Jak dobrze wiadomo, w tym tygodniu parlament przegłosował karę dla Tímei Szabó w wysokości 9,6 mln HUF. Zgodnie z uzasadnieniem decyzji, lider frakcji Párbeszéd zignorował regulamin izby dotyczący sposobu, miejsca i czasu wyrażania opinii przez przedstawicieli, a swoim zachowaniem normalny przebieg spotkania został przerwany, utrudniony i zakłócił przemówienie sekretarza stanu, który ustosunkował się do jego sugestii.

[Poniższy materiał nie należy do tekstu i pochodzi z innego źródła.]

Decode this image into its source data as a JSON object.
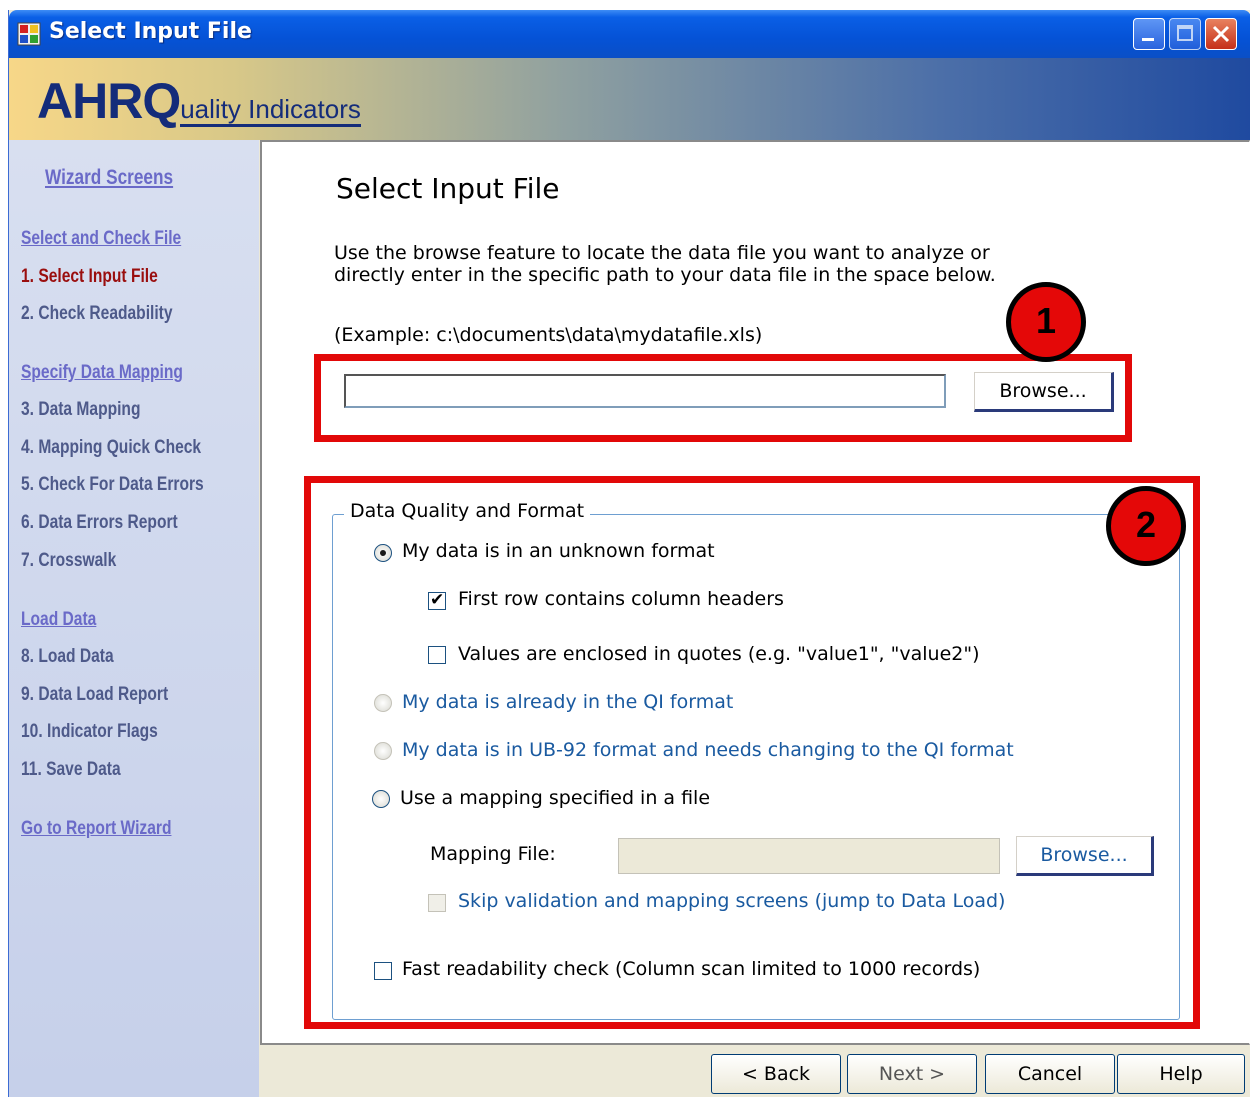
{
  "window": {
    "title": "Select Input File"
  },
  "banner": {
    "logo_big": "AHRQ",
    "logo_small": "uality Indicators"
  },
  "sidebar": {
    "title": "Wizard Screens",
    "sections": [
      {
        "header": "Select and Check File",
        "items": [
          "1. Select Input File",
          "2. Check Readability"
        ]
      },
      {
        "header": "Specify Data Mapping",
        "items": [
          "3. Data Mapping",
          "4. Mapping Quick Check",
          "5. Check For Data Errors",
          "6. Data Errors Report",
          "7. Crosswalk"
        ]
      },
      {
        "header": "Load Data",
        "items": [
          "8. Load Data",
          "9. Data Load Report",
          "10. Indicator Flags",
          "11. Save Data"
        ]
      }
    ],
    "report_link": "Go to Report Wizard",
    "active_item": "1. Select Input File"
  },
  "main": {
    "heading": "Select Input File",
    "description_line1": "Use the browse feature to locate the data file you want to analyze or",
    "description_line2": "directly enter in the specific path to your data file in the space below.",
    "example": "(Example: c:\\documents\\data\\mydatafile.xls)",
    "path_value": "",
    "browse_label": "Browse..."
  },
  "annotations": {
    "badge1": "1",
    "badge2": "2",
    "highlight_color": "#e20808"
  },
  "group": {
    "title": "Data Quality and Format",
    "opt_unknown": "My data is in an unknown format",
    "chk_headers": "First row contains column headers",
    "chk_quotes": "Values are enclosed in quotes (e.g. \"value1\", \"value2\")",
    "opt_qi": "My data is already in the QI format",
    "opt_ub92": "My data is in UB-92 format and needs changing to the QI format",
    "opt_mapping": "Use a mapping specified in a file",
    "mapping_label": "Mapping File:",
    "mapping_value": "",
    "mapping_browse": "Browse...",
    "chk_skip": "Skip validation and mapping screens (jump to Data Load)",
    "chk_fast": "Fast readability check  (Column scan limited to 1000 records)"
  },
  "footer": {
    "back": "< Back",
    "next": "Next >",
    "cancel": "Cancel",
    "help": "Help"
  }
}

„Dziękuję bardzo, dziękuję za darowizny, naprawdę dobrze jest widzieć, że również w tym przypadku jest tak silna współpraca!” Tímea Szabó napisała o karze na swoim profilu w mediach społecznościowych. W poście przedstawicielka poprosiła o pomoc wyborców. Jak to ujął, nawet jeśli wesprą go „nawet kilkoma tysiącami forintów”, pomoże to „naszej walce z uciskiem i uciszaniem Orbána”.
Źródło: Vadhajtasok.hu
2022 dodatkowo:
Nawet bezczelność po jakimś czasie staje się cnotą, bo to nie pierwszy raz, kiedy zamożny poseł żebrze. Oczywiście dochody darczyńców nie zbliżają się nawet do honorarium przedstawicielki, które wynosi grubo ponad milion, ale wyraźnie nie chce jej używać do finansowania swoich kobiecości. Ale skoro poseł był na tyle odważny, by złamać regulamin izby krzykiem, to powinien mieć też odwagę osobiście go obalić, to znaczy stanąć przed parlamentem, wziąć kapelusz do ręki i jeśli to nie zadziała, to weź jego kapelusz.